In the realm of chemistry and physics, very rapid processes such as molecular vibrations are measured in picoseconds (ps). A picosecond is one-trillionth of a second. Although this time frame might seem inconceivably brief, for atoms and molecules involved in chemical reactions, these tiny fractions of a second can be the difference between different states of a reaction.

High-speed phenomena like the transition states in chemical reactions or the lifetime of excited states in spectroscopy are areas where time measurement in picoseconds is particularly important.

Length Units (nm)

The world of the incredibly small, such as atoms and molecules, calls for a unit of length like the nanometer (nm). A nanometer is a billionth of a meter. This unit of measurement is critical when working in fields like nanotechnology or when studying the wavelengths of light in spectrophotometry.
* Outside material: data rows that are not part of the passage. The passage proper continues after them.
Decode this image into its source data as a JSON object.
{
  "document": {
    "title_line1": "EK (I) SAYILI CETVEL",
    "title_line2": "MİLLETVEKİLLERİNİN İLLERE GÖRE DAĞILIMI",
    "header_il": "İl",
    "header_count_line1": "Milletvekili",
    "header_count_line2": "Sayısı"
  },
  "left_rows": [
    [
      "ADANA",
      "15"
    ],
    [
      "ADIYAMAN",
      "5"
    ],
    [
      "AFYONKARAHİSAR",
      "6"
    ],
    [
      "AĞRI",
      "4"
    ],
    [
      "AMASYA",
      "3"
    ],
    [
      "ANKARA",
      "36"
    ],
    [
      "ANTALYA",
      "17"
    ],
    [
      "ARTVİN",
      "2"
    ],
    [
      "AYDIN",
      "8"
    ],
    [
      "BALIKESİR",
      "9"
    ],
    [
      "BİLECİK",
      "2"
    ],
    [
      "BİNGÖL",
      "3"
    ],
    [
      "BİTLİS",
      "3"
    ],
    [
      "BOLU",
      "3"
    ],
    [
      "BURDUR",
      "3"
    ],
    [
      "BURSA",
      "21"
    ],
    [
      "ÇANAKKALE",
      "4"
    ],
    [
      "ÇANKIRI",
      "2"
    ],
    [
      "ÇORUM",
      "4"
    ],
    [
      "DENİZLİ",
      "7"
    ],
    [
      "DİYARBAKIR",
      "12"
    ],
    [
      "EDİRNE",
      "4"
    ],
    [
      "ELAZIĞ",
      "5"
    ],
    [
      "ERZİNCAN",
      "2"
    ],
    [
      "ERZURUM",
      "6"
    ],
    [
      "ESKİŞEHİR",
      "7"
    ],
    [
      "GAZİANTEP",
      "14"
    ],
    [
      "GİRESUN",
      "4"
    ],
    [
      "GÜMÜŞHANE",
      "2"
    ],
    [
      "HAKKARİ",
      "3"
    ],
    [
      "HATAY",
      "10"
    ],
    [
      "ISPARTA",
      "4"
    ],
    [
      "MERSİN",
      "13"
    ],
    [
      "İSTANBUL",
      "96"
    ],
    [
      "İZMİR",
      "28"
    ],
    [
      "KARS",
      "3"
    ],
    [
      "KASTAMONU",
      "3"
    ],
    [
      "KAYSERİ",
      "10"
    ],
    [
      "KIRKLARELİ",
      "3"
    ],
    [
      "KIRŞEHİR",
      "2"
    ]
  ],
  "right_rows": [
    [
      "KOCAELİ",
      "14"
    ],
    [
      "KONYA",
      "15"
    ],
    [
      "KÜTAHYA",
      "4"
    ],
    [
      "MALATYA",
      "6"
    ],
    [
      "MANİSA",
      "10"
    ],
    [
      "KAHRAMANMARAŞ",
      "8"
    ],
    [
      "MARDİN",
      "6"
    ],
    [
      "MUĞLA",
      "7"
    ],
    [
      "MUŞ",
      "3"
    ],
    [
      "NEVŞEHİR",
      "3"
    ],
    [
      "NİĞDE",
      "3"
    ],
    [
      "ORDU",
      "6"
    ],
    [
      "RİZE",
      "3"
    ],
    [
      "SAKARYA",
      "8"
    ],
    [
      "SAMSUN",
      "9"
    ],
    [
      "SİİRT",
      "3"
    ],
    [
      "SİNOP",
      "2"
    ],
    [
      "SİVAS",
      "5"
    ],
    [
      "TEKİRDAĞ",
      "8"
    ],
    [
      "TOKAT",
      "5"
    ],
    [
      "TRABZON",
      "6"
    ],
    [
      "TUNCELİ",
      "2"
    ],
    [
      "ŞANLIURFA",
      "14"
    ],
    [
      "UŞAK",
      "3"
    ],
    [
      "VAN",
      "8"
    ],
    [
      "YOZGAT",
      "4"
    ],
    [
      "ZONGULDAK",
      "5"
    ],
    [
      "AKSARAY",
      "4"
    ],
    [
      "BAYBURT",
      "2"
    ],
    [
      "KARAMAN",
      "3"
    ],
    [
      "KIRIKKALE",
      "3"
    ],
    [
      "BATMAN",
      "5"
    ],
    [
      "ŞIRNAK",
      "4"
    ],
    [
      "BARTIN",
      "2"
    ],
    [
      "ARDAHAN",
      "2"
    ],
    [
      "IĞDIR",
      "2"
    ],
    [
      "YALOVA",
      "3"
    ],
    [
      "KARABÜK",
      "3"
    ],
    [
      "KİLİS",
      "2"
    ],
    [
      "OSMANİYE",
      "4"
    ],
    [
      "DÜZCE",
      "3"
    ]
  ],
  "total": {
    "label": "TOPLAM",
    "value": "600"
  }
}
For example, DNA strands and small particles like viruses are often measured in nanometers, emphasizing the practical use of this unit in biochemistry and molecular biology.

Temperature Scale (K)

Temperature measurement in chemistry is typically performed using the Kelvin (K) scale, a fundamental unit in the International System of Units (SI). Kelvin is unique because it starts at absolute zero, the theoretical point where molecular motion ceases. At this scale, 0 K is absolute zero, and each increment represents the same temperature change as one degree Celsius.

This scale is preferred in scientific environments because it facilitates straightforward calculations in thermodynamics and kinetic studies, allowing scientists to use direct proportionalities in their calculations without having to factor in the shifts associated with Celsius or Fahrenheit scales.